- Flag Coat of arms
- Interactive map of Gmina Ustronie Morskie
- Coordinates (Ustronie Morskie): 54°12′55″N 15°45′17″E﻿ / ﻿54.21528°N 15.75472°E
- Country: Poland
- Voivodeship: West Pomeranian
- County: Kołobrzeg
- Seat: Ustronie Morskie

Area
- • Total: 57.27 km^{2} (22.11 sq mi)

Population (2006)
- • Total: 3,613
- • Density: 63.09/km^{2} (163.4/sq mi)
- Website: http://www.ustronie-morskie.pl/

= Gmina Ustronie Morskie =

Gmina Ustronie Morskie is a rural gmina (administrative district) in Kołobrzeg County, West Pomeranian Voivodeship, in north-western Poland. Its seat is the village of Ustronie Morskie, which lies approximately 14 km north-east of Kołobrzeg and 118 km north-east of the regional capital Szczecin.
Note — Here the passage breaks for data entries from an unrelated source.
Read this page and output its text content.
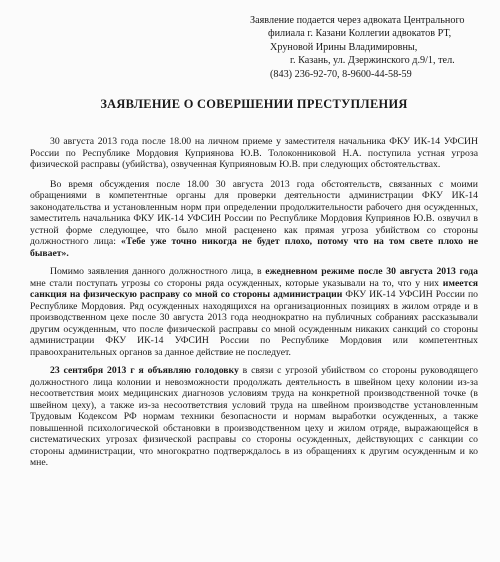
Заявление подается через адвоката Центрального
филиала г. Казани Коллегии адвокатов РТ,
Хруновой Ирины Владимировны,
г. Казань, ул. Дзержинского д.9/1, тел.
(843) 236-92-70, 8-9600-44-58-59
ЗАЯВЛЕНИЕ О СОВЕРШЕНИИ ПРЕСТУПЛЕНИЯ

30 августа 2013 года после 18.00 на личном приеме у заместителя начальника ФКУ ИК-14 УФСИН России по Республике Мордовия Куприянова Ю.В. Толоконниковой Н.А. поступила устная угроза физической расправы (убийства), озвученная Куприяновым Ю.В. при следующих обстоятельствах.

Во время обсуждения после 18.00 30 августа 2013 года обстоятельств, связанных с моими обращениями в компетентные органы для проверки деятельности администрации ФКУ ИК-14 законодательства и установленным норм при определении продолжительности рабочего дня осужденных, заместитель начальника ФКУ ИК-14 УФСИН России по Республике Мордовия Куприянов Ю.В. озвучил в устной форме следующее, что было мной расценено как прямая угроза убийством со стороны должностного лица: «Тебе уже точно никогда не будет плохо, потому что на том свете плохо не бывает».

Помимо заявления данного должностного лица, в ежедневном режиме после 30 августа 2013 года мне стали поступать угрозы со стороны ряда осужденных, которые указывали на то, что у них имеется санкция на физическую расправу со мной со стороны администрации ФКУ ИК-14 УФСИН России по Республике Мордовия. Ряд осужденных находящихся на организационных позициях в жилом отряде и в производственном цехе после 30 августа 2013 года неоднократно на публичных собраниях рассказывали другим осужденным, что после физической расправы со мной осужденным никаких санкций со стороны администрации ФКУ ИК-14 УФСИН России по Республике Мордовия или компетентных правоохранительных органов за данное действие не последует.

23 сентября 2013 г я объявляю голодовку в связи с угрозой убийством со стороны руководящего должностного лица колонии и невозможности продолжать деятельность в швейном цеху колонии из-за несоответствия моих медицинских диагнозов условиям труда на конкретной производственной точке (в швейном цеху), а также из-за несоответствия условий труда на швейном производстве установленным Трудовым Кодексом РФ нормам техники безопасности и нормам выработки осужденных, а также повышенной психологической обстановки в производственном цеху и жилом отряде, выражающейся в систематических угрозах физической расправы со стороны осужденных, действующих с санкции со стороны администрации, что многократно подтверждалось в из обращениях к другим осужденным и ко мне.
The gmina covers an area of 57.27 km2, and as of 2006 its total population is 3,613.

==Villages==
Gmina Ustronie Morskie contains the villages and settlements of Bagicz, Grąbnica, Gwizd, Jaromierzyce, Kukinia, Kukinka, Malechowo, Olszyna, Rusowo, Sianożęty, Ustronie Morskie and Wieniotowo.

==Neighbouring gminas==
Gmina Ustronie Morskie is bordered by the gminas of Będzino, Dygowo and Kołobrzeg.